La joven se echó atrás mientras el jinete ayudaba al caballo a recuperarse con estruendo y golpes de cascos. Silenció al perro con un grito y luego se detuvo para palparse la pierna; era evidente que se había hecho mucho daño. Yo estaba segura de que un hombre de un porte tan severo debía con toda seguridad estar enfadado conmigo. Pero cuando volvió a mirarme me sonrió con amabilidad y me dedicó un guiño, colocándose un dedo en los labios para garantizar mi silencio. Yo le devolví la sonrisa, y el jinete se volvió para mirar a la joven, con el rostro convirtiéndose de nuevo en una mueca al adoptar el personaje. En lo alto del cielo de la noche podía oír una voz lejana que me llamaba. La voz se hizo más intensa y el cielo se oscureció. El aire frío se calentó en mi cara al evaporarse el camino, el caballo, el jinete, la joven y el perro para regresar a las páginas del libro de donde habían surgido. La sala del museo fue apareciendo a mí alrededor y las imágenes y olores volvieron a transformarse en palabras habladas a medida que la mujer terminaba la frase.

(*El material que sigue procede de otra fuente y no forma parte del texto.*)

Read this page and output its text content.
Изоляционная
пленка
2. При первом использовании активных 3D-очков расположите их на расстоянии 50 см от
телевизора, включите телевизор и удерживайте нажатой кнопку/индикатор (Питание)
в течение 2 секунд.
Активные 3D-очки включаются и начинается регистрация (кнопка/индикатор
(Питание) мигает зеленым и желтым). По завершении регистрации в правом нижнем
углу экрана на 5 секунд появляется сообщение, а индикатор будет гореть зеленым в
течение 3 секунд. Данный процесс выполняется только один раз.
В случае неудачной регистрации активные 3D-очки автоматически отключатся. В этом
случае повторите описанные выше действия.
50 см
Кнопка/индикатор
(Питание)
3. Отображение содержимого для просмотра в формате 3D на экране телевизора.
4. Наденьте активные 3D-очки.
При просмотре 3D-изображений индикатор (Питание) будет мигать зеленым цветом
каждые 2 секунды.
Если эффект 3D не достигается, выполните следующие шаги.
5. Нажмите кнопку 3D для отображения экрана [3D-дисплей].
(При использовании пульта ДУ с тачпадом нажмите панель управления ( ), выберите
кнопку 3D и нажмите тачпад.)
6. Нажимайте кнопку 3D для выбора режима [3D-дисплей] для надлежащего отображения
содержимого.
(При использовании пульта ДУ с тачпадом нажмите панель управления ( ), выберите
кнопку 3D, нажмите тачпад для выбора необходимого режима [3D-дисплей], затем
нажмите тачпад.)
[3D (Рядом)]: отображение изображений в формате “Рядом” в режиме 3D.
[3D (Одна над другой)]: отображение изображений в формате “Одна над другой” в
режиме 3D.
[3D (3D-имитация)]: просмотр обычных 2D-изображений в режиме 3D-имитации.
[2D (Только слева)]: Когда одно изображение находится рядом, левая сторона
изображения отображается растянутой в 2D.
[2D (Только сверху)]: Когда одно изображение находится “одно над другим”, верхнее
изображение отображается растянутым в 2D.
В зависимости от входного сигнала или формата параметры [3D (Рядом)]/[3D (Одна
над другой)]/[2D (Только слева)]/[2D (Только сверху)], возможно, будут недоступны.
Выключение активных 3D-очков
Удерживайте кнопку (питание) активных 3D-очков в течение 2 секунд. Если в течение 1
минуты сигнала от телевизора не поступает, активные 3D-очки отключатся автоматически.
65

… se acercó inseguro hasta los escalones de los que acababa de levantarme y se sentó…
—¡Thursday! —gritó malhumorada mi tía Polly—. Intenta mantenerte con el grupo. ¡Más tarde haré preguntas!
Me agarró de la mano y me sacó de allí. Me giré y di las gracias con un gesto a la turista japonesa, quien me sonrió afable.
Después de eso regresé al museo en algunas ocasiones, pero la magia no volvió a manifestarse. Mi mente se había cerrado demasiado para cuando cumplí los doce años, convertida ya en una joven mujer. Sólo se lo conté a mi tío, quien asintió sabiamente y se creyó hasta la última palabra. Jamás se lo conté a nadie más. A los adultos normales no les gusta que los niños les hablen de cosas que sus propias mentes grises les niegan.
Al crecer, comencé a tener dudas sobre la validez de mis recuerdos, hasta que en mi dieciocho cumpleaños lo había atribuido todo al resultado de una imaginación hiperactiva. La reaparición esa noche de Rochester en el exterior del apartamento de Styx sólo servía para confundir. La realidad, eso estaba claro, empezaba a ceder.